Leo dejó de trabajar y volvió a situarse entre Holly y el espejo, apoyándose en el mostrador para mirarla.

– No tienes por qué disculparte, Holly. Ríe todo lo que quieras, dicen que la risa es buena para el corazón.

– Oh, es que hacía siglos que no me reía así -contestó Holly con una risilla nerviosa.

– Bueno, supongo que no has tenido mucho de lo que reírte -dijo Leo, sonriendo con tristeza. Él también quería a Gerry. Cada vez que coincidían se burlaban el uno del otro, pero ambos sabían que bromeaban y en el fondo se tenían mucho aprecio. Leo apartó tales pensamientos, despeinó juguetonamente a Holly y le dio un beso en lo alto de la cabeza-. Pronto estarás bien, Holly Kennedy -le aseguró.

– Gracias, Leo -dijo Holly serenándose, conmovida por su preocupación. Leo reanudó el trabajo, adoptando de nuevo su divertida mueca de concentración. Holly volvió a reír.

– Vale, ahora ríete, Holly, pero espera a que sin querer te deje la cabeza a rayas. Ya veremos quién es el que ríe entonces.

– ¿Cómo está Jamie? -preguntó Holly, deseosa de cambiar de tema para no tener que avergonzarse de nuevo.

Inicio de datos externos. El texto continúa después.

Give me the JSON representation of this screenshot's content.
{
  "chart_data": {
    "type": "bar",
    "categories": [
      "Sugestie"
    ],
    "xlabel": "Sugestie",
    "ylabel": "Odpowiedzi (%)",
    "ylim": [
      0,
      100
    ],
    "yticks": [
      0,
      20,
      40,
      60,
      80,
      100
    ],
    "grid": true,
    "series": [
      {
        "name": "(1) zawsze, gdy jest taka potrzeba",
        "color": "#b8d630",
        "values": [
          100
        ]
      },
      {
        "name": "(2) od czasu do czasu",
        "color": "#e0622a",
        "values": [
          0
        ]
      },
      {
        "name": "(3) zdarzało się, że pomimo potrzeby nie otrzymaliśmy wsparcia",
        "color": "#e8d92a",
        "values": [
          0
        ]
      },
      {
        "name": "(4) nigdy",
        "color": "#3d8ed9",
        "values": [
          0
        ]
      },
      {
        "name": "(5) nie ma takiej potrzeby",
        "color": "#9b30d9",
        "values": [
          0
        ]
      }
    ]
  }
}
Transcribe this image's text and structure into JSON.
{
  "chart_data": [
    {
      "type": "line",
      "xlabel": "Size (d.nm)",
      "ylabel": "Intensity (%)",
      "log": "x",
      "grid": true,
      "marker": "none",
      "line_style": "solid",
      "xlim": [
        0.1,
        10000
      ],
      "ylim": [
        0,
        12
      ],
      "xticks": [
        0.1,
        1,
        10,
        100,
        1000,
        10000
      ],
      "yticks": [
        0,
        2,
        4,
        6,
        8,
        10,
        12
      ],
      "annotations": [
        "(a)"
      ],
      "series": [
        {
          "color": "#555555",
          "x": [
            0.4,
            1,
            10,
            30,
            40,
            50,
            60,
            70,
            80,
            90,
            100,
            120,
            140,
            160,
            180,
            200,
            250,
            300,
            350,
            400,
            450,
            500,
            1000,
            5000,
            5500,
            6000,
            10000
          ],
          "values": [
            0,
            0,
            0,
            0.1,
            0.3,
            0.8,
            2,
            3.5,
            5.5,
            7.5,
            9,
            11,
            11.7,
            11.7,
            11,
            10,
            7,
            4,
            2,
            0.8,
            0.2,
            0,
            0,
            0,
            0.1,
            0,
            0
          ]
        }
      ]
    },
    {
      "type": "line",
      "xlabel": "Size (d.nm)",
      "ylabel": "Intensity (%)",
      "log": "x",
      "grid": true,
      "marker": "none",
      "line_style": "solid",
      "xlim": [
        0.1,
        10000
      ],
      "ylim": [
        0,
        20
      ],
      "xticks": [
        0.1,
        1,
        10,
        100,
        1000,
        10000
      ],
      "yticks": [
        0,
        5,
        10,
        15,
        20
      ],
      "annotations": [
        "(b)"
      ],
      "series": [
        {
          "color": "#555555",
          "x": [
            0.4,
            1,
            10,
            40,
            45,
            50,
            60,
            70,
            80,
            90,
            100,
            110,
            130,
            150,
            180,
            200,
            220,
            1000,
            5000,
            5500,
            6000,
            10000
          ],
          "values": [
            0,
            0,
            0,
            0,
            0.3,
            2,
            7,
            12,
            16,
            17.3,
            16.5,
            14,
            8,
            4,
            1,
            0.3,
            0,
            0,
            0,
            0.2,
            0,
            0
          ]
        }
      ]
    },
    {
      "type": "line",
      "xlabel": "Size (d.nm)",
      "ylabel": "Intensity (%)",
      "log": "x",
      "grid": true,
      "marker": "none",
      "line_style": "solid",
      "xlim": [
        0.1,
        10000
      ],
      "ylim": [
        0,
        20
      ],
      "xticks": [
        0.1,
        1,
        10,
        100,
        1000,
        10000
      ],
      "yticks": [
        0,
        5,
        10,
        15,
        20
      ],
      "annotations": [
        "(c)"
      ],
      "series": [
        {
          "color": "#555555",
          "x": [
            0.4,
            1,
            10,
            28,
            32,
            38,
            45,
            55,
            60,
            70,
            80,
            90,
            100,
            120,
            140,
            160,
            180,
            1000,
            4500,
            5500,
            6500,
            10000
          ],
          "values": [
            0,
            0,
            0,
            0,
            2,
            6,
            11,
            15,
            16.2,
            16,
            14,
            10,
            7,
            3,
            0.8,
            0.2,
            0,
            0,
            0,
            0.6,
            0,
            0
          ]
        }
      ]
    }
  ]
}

– Me abandonó -dijo Leo, pisando agresivamente la palanca elevadora del sillón. Holly comenzó a ascender mientras Leo la zarandeaba de mala manera.

– Va… ya, Le… o, looo sien…to muuu…cho. Coooon la bueee…na pareee…ja que hacííí…ais.

Leo dejó la palanca e hizo una pausa.

– Sí, bueno, pues ahora ya no hacemos tan bueee…na pareee…ja, señorita. Me parece que sale con otro. Muy bien. Voy a ponerte dos tonos de rubio, uno dorado y el que llevabas antes. De lo contrario te quedará de ese color tan ordinario que está reservado sólo para las prostitutas.

– Oye, Leo, de verdad que lo siento. Si tiene dos dedos de frente se dará cuenta de lo que se está perdiendo.

– Creo que no los tiene. Rompimos hace dos meses y todavía no se ha dado cuenta. O quizá los tenga y esté encantado de la vida. Estoy harto, no quiero saber nada más de ningún hombre. He decidido volverme hetero.

– Vamos, Leo. Eso es la estupidez más grande que he oído en mi vida…

Holly salió del salón de belleza pletórica de alegría. Sin la presencia de Gerry a su lado, algunos hombres la siguieron con la mirada, lo cual le resultaba extraño e incómodo, de modo que apretó el paso hasta alcanzar la seguridad que le brindaba el coche y se preparó para la visita a casa de sus padres. De momento la jornada iba bien. Había sido un acierto ir a ver a Leo. A pesar de su desengaño amoroso se había esforzado por hacerla reír. Tomó buena nota de ello.

Echó el freno de mano frente a la casa de sus padres en Portmarnock y respiró hondo. Para gran sorpresa de su madre, Holly le había llamado a primera hora de la mañana para acordar una cita con ella. Ahora eran las tres y media, v Holly permanecía sentada en el coche presa del nerviosismo. Aparte de las visitas que sus padres le habían hecho a lo largo de los últimos dos meses, apenas había dedicado tiempo a su familia. No quería ser el centro de atención, no quería ser el blanco incesante de preguntas impertinentes sobre cómo se sentía y qué planes tenía. No obstante, ya iba siendo hora de aparcar ese temor. Ellos eran su familia.

La casa de sus padres estaba situada en pleno paseo marítimo ante la plava de Portmarnock, cuya bandera azul daba fe de su limpieza. Aparcó el coche y contempló el mar al otro lado del paseo. Había vivido allí desde el día que nació hasta el día en que se mudó para vivir con Gerry. Siempre le había encantado oír el rumor del mar batiendo las rocas y los vehementes chillidos de las gaviotas al despertar por las mañanas. Resultaba maravilloso tener la playa a modo de jardín delantero, sobre todo durante el verano. Sharon había vivido a la vuelta de la esquina, y en los días más calurosos del año las niñas se aventuraban a cruzar el paseo luciendo sus mejores prendas veraniegas y aguzando la vista en busca de los muchachos más guapos. Holly y Sharon eran la antítesis una de otra. Sharon tenía el pelo castaño, la piel clara y el pecho prominente. Holly era rubia, de piel cetrina y más bien plana. Sharon era vocinglera, gritaba a los chicos para captar su atención. Por su parte, Holly era más dada a guardar silencio y flirtear con la mirada, contemplando a su muchacho predilecto hasta que éste se daba por aludido. Lo cierto era que ninguna de las dos había cambiado mucho desde entonces.